Last week Obama invoked executive privilege for the first time to withhold documents sought by the House Oversight Committee, angering Republicans, who charged that it pointed to White House involvement in the scandal.

Boehner said White House staffers met with congressional officials Tuesday to seek a solution that would provide information to the committee while putting a halt to the contempt proceedings.

"Unfortunately, they're not willing to show the American people the truth about what happened," Boehner said.

The White House swiftly branded the move "political theater" and warned it would frustrate Americans struggling to rebound after the worst economic recession in decades.

"It is unfortunate. We hope Republicans change their mind as to what the right course of action is," White House spokesman Jay Carney said.

The House Rules Committee met to lay out formalities of Thursday's debate on contempt, while making clear the vote would go forward.

The hearing gave Oversight Committee chairman Darrell Issa, the driving force behind the investigation of the Justice Department's role in Fast and Furious, and ranking Democrat Elijah Cummings a final opportunity to present their cases.

Issa said that while the investigation had uncovered "no evidence" that Holder was involved in Fast and Furious, "he is the custodian of the documents, including those that we seek, and that is the reason for contempt."

He said he was still ready to bring a halt to the vote should the administration turn over the sought-after papers and emails.

Cummings warned that Republicans were recklessly racing toward what would be the House's first-ever contempt finding of a sitting attorney general.

"Why are we steamrolling ahead on a matter of such gravity?" Cummings asked, adding that he sent a letter to Boehner urging him to personally intervene in the matter.

Cummings later offered his cynical take on the proceedings.

"Their aim is to embarrass the president, embarrass this attorney general, and I think they figure that if they can do that, they'll be able to help Romney win the presidency," he told MSNBC.

"I think Americans will see through this and see how political it is."

Holder has testified about the scandal nine times and turned over 7,600 documents, but Issa said that's less than 10 percent of the Justice pages and emails being sought.

Members of the Congressional Black Caucus were reportedly urging Democrats to walk off the House floor in protest during the contempt vote.

But some Democrats announced they are joining Republicans in pursuing contempt, including John Barrow of Georgia.

"The only way to get to the bottom of what happened is for the Department of Justice to turn over the remaining documents, so that we can work together to ensure this tragedy never happens again," Barrow said.

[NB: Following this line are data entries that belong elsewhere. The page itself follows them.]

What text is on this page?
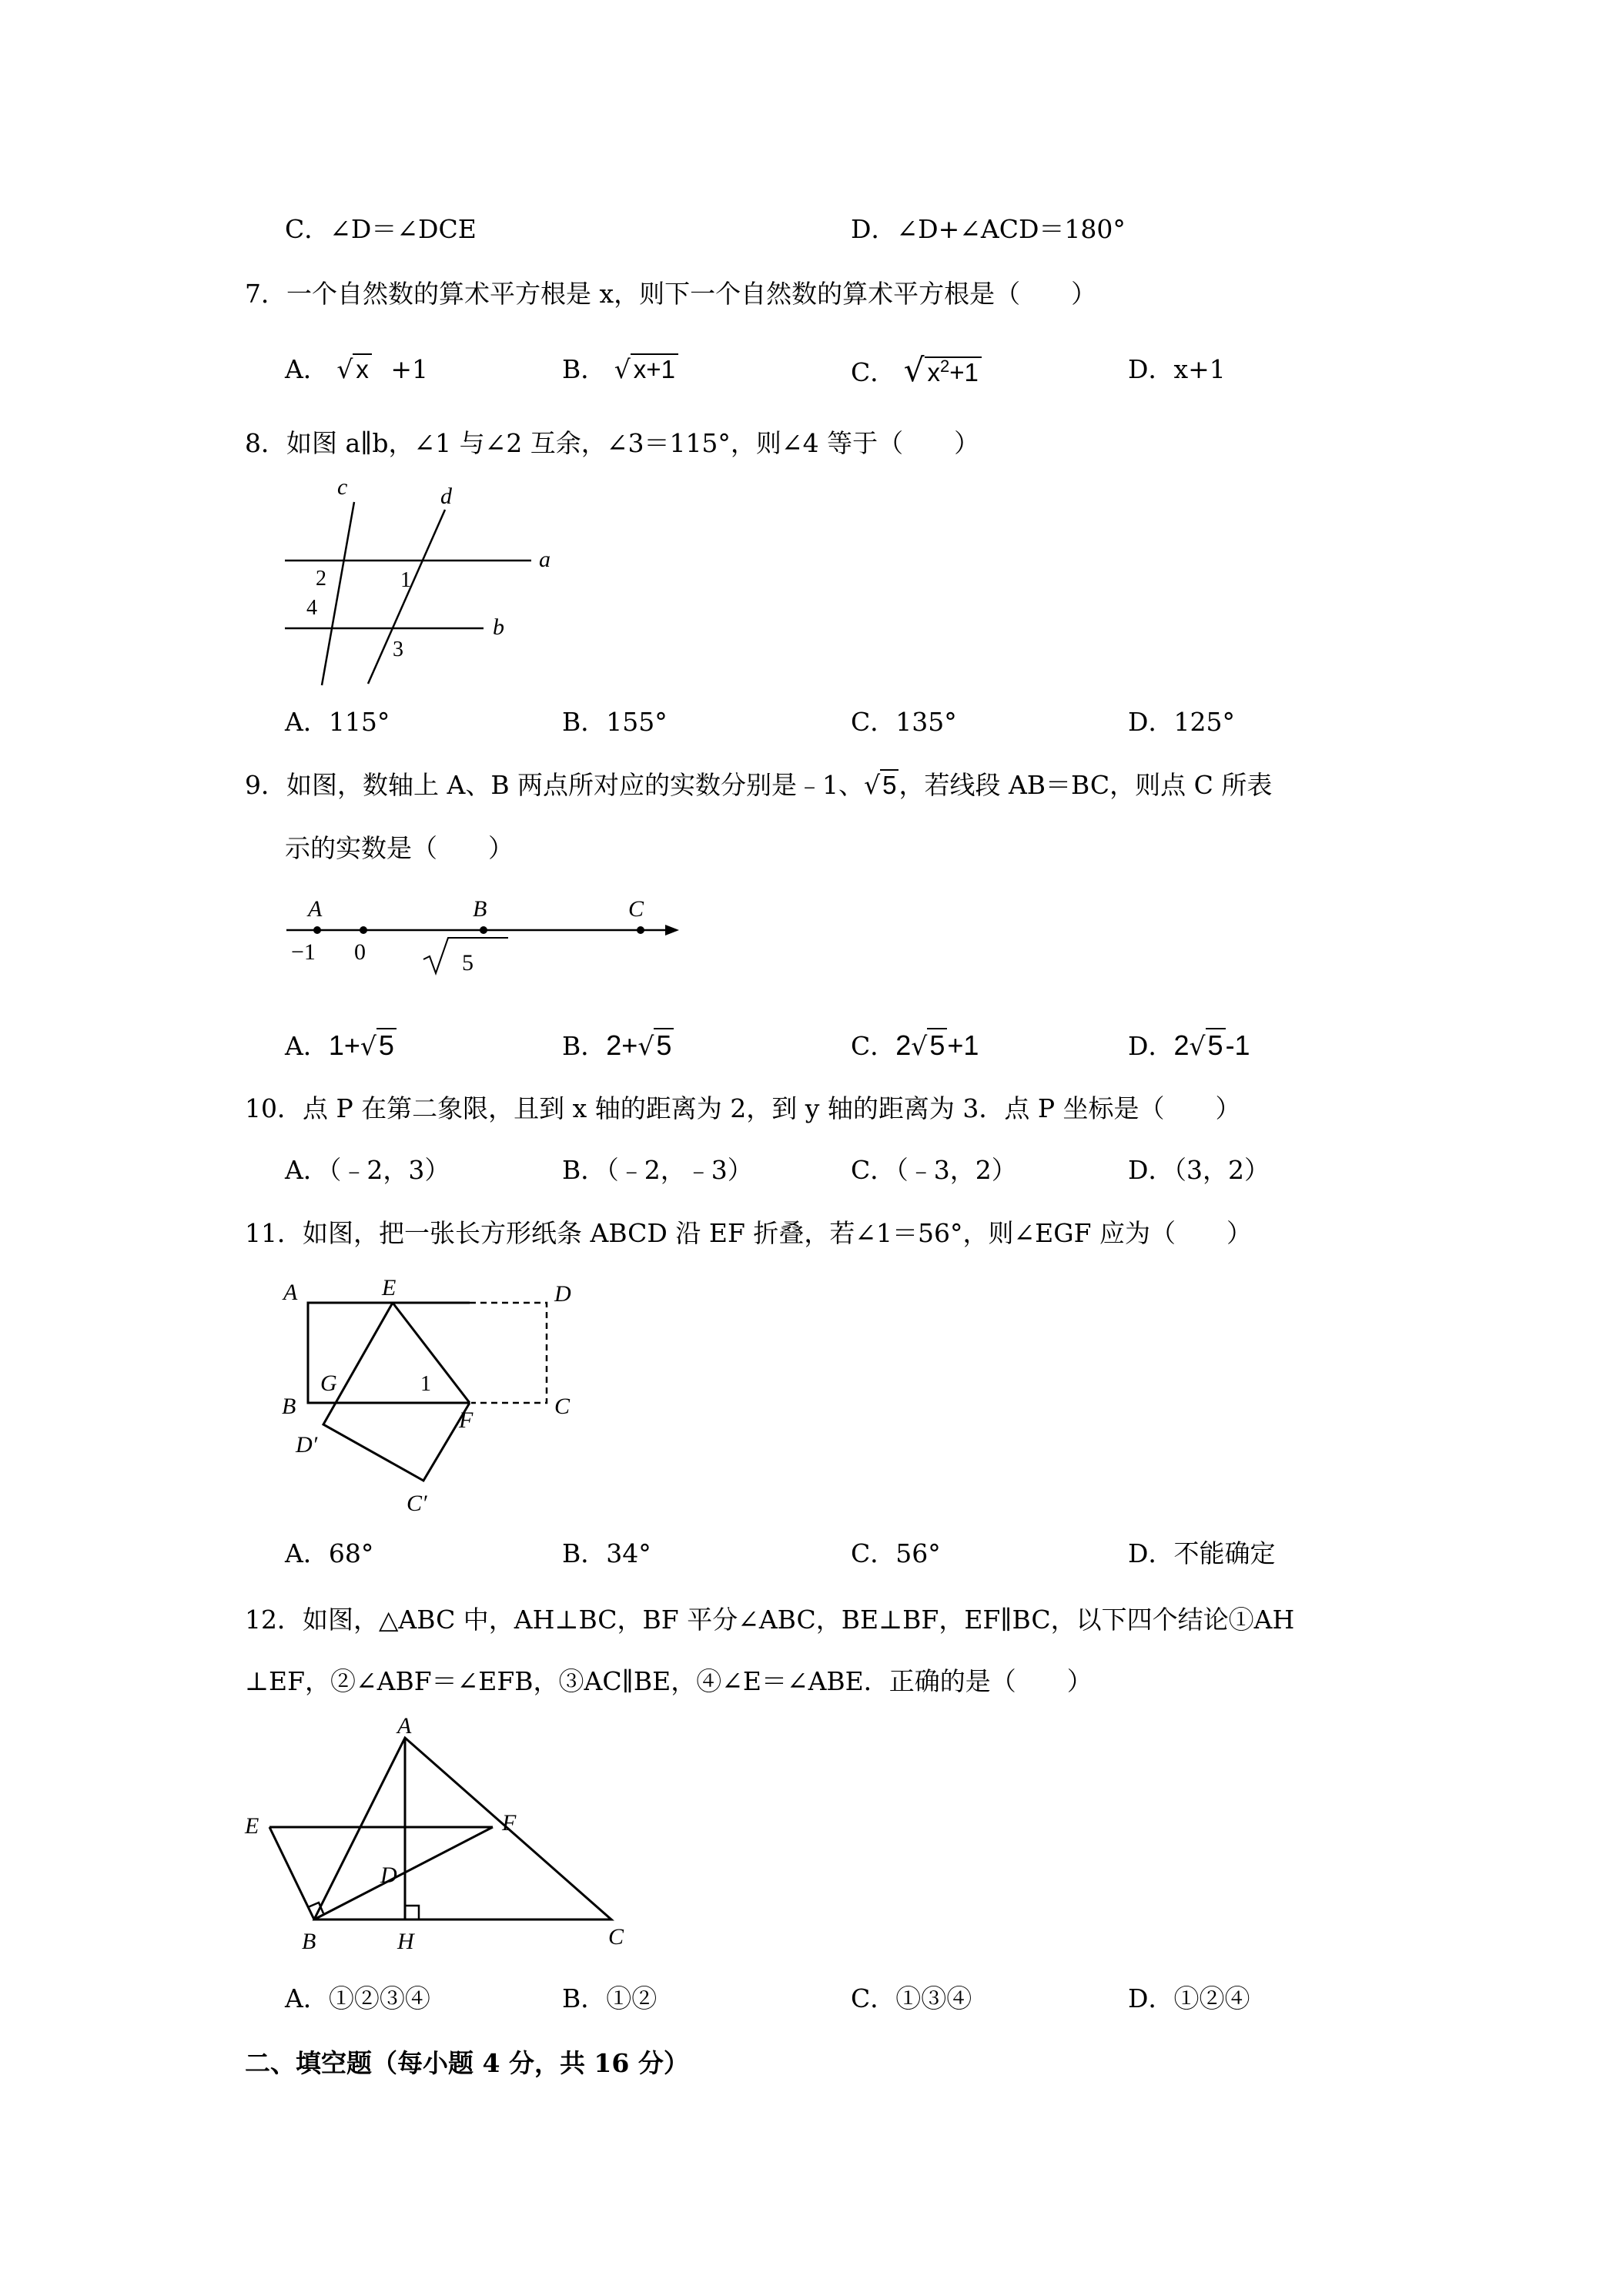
C．∠D＝∠DCE	D．∠D+∠ACD＝180°
7．一个自然数的算术平方根是 x，则下一个自然数的算术平方根是（　　）
A． √ x +1	B． √ x+1	C． √ $x^2+1$	D．x+1
8．如图 a∥b，∠1 与∠2 互余，∠3＝115°，则∠4 等于（　　）
c	d
a
b
1
2
4
3
A．115°	B．155°	C．135°	D．125°
9．如图，数轴上 A、B 两点所对应的实数分别是﹣1、√5，若线段 AB＝BC，则点 C 所表
示的实数是（　　）
A	B	C
−1 0	5
A．1+√5	B．2+√5	C．2√5+1	D．2√5-1
10．点 P 在第二象限，且到 x 轴的距离为 2，到 y 轴的距离为 3．点 P 坐标是（　　）
A．（﹣2，3）	B．（﹣2，﹣3）	C．（﹣3，2）	D．（3，2）
11．如图，把一张长方形纸条 ABCD 沿 EF 折叠，若∠1＝56°，则∠EGF 应为（　　）
A	E	D
B
G	1
F
C
D′
C′
A．68°	B．34°	C．56°	D．不能确定
12．如图，△ABC 中，AH⊥BC，BF 平分∠ABC，BE⊥BF，EF∥BC，以下四个结论①AH
⊥EF，②∠ABF＝∠EFB，③AC∥BE，④∠E＝∠ABE．正确的是（　　）
A
E	F
D
B	H	C
A．①②③④	B．①②	C．①③④	D．①②④
二、填空题（每小题 4 分，共 16 分）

Launched in Arizona by agents of the Bureau of Alcohol, Tobacco, Firearms and Explosives, Fast and Furious was a sting designed to track weapons bought by Mexican drug cartels.

But a large number of arms went missing, and two were later found at the 2010 murder scene of a US Border Patrol agent.

Issa has seized on who in government knew about the operation and when, and whether there was a Justice Department cover-up.

Boehner suggested that absent the handover of documents, the vote was the last course of action.

"We'd really rather not be here," Boehner said. "We'd really rather have the attorney general and the president work with us to get to the bottom of a very serious issue."